Has Climate Change Improved as COVID-19 has Gotten Worse?


Kendall Law, Science and Technology Writer

While no people have enjoyed living in a pandemic, the planet thinks otherwise. Throughout 2020, carbon dioxide emissions have gone down all over the world. 

As each country was forced to lock down for Covid-19, scientists noticed carbon emissions drop. In the first six months of 2020, carbon emissions dropped 8.8% compared to the first six months of 2019. According to the Environmental Protection Agency in the U.S.A., all transportation produced 28.2 of the country’s carbon emissions in 2018. Because of the restrictions on public transport and people just having fewer places to go to, carbon emissions from transportation have gone down this year. 

Due to travel restrictions, emissions from cars and airplanes have gone down since March of 2020. According to Statista, on May 4th, 2020, flights were down by 69.9 percent globally from the same week in 2019. On November 23, 2020, flights were down globally by 45.3%. According to the University of California, in the six weeks after the San Francisco Bay Area instituted the nation’s first shelter-in-place mandate in response to the pandemic, carbon dioxide emissions went down by 25%, almost all of it due to a 50% decrease in road traffic. 

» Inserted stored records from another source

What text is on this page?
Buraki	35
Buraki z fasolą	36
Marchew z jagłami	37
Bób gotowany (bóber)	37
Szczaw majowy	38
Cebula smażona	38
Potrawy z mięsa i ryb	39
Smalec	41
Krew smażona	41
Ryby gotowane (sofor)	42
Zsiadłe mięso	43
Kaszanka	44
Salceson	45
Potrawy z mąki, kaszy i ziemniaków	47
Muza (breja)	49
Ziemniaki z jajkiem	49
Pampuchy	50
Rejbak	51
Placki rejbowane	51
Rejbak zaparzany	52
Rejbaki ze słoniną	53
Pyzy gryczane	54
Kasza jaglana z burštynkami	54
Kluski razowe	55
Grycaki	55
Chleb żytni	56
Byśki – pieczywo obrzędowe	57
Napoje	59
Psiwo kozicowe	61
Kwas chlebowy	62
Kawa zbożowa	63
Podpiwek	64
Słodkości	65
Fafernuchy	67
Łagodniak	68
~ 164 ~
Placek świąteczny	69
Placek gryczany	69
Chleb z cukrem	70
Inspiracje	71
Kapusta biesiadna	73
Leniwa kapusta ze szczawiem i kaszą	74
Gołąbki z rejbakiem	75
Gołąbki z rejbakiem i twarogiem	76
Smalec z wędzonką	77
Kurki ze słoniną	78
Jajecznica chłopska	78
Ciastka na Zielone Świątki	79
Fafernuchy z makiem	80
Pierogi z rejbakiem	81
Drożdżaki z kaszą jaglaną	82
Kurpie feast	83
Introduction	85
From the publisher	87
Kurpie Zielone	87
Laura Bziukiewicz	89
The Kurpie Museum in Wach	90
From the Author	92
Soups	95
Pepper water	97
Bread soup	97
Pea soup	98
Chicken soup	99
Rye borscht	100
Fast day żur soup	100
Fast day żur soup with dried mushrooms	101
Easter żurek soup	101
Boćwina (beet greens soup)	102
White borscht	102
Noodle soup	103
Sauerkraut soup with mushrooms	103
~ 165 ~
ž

While the pandemic has decreased carbon emissions greatly worldwide, climate change hasn’t actually gotten any better. According to the World Meteorological Organization the carbon dioxide concentration in the atmosphere has not gone down. The major decrease in emissions is not because we as humans made a deliberate change, it’s because we temporarily had to adapt to traveling less and working from home. When the pandemic slows and people can go places and safely travel again, carbon emissions will go right back up, unless we make a change. The authors of a study that appeared in the Lancet Oncology said in a research paper that “‘The COVID-19 pandemic has shown us the importance of science and public health,’ said Beyeler, “and we have seen over the past months that as a global health community, we are able to mobilize the investments, research, and collective action needed to solve health problems on a global scale. Now is the time to apply this ambition to tackling the climate crisis.’”. 

Ms. Johnson, an Upper School Science teacher, when asked what is one thing you think people should make an effort to do to help with the climate crisis is said, “One thing I think we could all do is share resources better”. We as humans made a quick rapid change to our lives to battle the Covid-19 pandemic, why couldn’t we do it for the climate crisis? 

Each area of the world has been affected by both climate change and the Covid-19 pandemic. “Climate change is affecting everyone in different ways. For example, people in California are being affected by wildfires whereas places like Florida and Puerto Rico are facing worsening hurricanes” noted Violet Perloff ’24. People in places like these are more directly affected by climate change unlike other states like Delaware where we are not affected with such large scale natural disasters.  

The pandemic has shown us that we are capable of the changes needed to fix the climate crisis. But first, we need to fix the pandemic crisis at hand. We saw from the pandemic that drastic changes can impact carbon dioxide emissions. After the pandemic is over, it will be time for a national climate change policy.